Figure 5. Illustration of pseudo-simultaneity in fast event-driven recognition. (A) Feed-forward Two-Convolution system. (B) Photograph with commercial camera at 1/60 s. (C) Five milliseconds event capture from AER motion retina. (D) Event rate computed using 10 μs bins. (E) First pre-filtering Kernel. (F) Second template-matching kernel. (G) Events from real retina (red dots), simulated output of first filter (green circles), and simulated output of second filter (blue stars). (H) y/time zoom out. (I) x/y zoom out.
This contrasts with the Frame-Constraint philosophy. Even if one has a very high-speed video camera, say 1 kframe/s, the system has first to acquire an image (which would take 1 ms), send it to a frame-constraint processing system (like the one described in Section 4), and assuming it can provide an output after another 1 ms, the recognition result would be available 2 ms after the start of sensing. Although these times are comparable to what is shown in Figure 5H, the sensing output and the processing output are sequential, they are not simultaneous. This is one key conceptual difference between the two approaches.

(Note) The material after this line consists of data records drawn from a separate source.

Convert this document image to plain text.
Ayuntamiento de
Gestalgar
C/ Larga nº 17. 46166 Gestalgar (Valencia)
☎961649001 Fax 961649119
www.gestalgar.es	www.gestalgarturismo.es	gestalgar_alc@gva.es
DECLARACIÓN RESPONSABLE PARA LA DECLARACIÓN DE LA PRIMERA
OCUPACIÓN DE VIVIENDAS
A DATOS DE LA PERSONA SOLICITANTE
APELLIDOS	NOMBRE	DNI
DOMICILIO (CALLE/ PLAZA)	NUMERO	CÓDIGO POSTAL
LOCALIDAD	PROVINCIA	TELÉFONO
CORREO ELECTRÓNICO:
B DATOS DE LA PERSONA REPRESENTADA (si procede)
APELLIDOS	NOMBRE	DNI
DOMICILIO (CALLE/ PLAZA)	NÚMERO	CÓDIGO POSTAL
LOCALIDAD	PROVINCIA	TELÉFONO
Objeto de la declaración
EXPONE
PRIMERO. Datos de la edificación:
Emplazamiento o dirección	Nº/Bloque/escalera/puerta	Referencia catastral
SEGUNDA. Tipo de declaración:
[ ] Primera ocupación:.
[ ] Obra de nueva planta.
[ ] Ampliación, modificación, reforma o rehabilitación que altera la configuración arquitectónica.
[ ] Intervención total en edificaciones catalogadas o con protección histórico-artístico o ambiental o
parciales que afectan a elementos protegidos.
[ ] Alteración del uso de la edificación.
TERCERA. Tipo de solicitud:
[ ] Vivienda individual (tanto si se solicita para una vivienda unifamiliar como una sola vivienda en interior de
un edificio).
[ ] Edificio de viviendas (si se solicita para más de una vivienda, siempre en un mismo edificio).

To understand how this extrapolates to multiple layers, let us refer to Figure 6. At the top (Figure 6A) there is a 6-layer ConvNet feature extraction system for object recognition. Let us assume each layer contains a large number of feature extraction ConvModules, whose outputs are sent to each subsequent layer. Let us assume that we have a very fast Frame-based processing system per layer (as the one described in the next Section) and that it is capable of computing all feature maps within a layer in 1 ms. Let us assume also that we have a very fast sensor capable of providing a frame rate of 1 image/ms (1000 fps), and that the output of each stage can be transmitted to the next stage much faster than in 1 ms. Let us also assume that there is a sudden visual stimulus that lasts for about 1 ms or less. Figure 6B shows the timing diagram for the outputs xi at each subsequent layer of a Frame-based implementation. The sudden stimulus happens between time 0 and 1 ms, and the sensor output is provided at time 1 ms. The first layer feature maps output is available at time 2 ms, the second at time 3 ms, and so on until the last output is available at time 6 ms. Figure 6C shows how the timing of the events would be in an equivalent six layer event-driven implementation. As in Figure 5, the sensor provides the output events simultaneously to reality, thus during the interval from 0 to 1 ms. Similarly, the 1st event-driven feature maps x1 would be available during the same interval, and so on for all subsequent layers xi. Consequently, the final output x5 will be available during the same time interval the sensor is providing its output, this is, during interval 0 to 1 ms.
Figure 6. Illustration of pseudo-simultaneity concept extrapolated to multiple layers. (A) Vision system composed of Vision Sensor and five sequential processing stages, like in a ConvNet. (B) Timing in a Frame-constraint system with 1 ms frame time for sensing and per stage processing. (C) Timing in an Event-driven system with micro-second delays for sensor and processor events.
An immediate feature that the pseudo-simultaneity between input and output event flows allows, is the possibility of efficiently implementing feedback systems, as feedback would be instantaneous without any need to iterate for convergence. However, this feature is not exploited in present day ConvNets, because they are purely feed-forward.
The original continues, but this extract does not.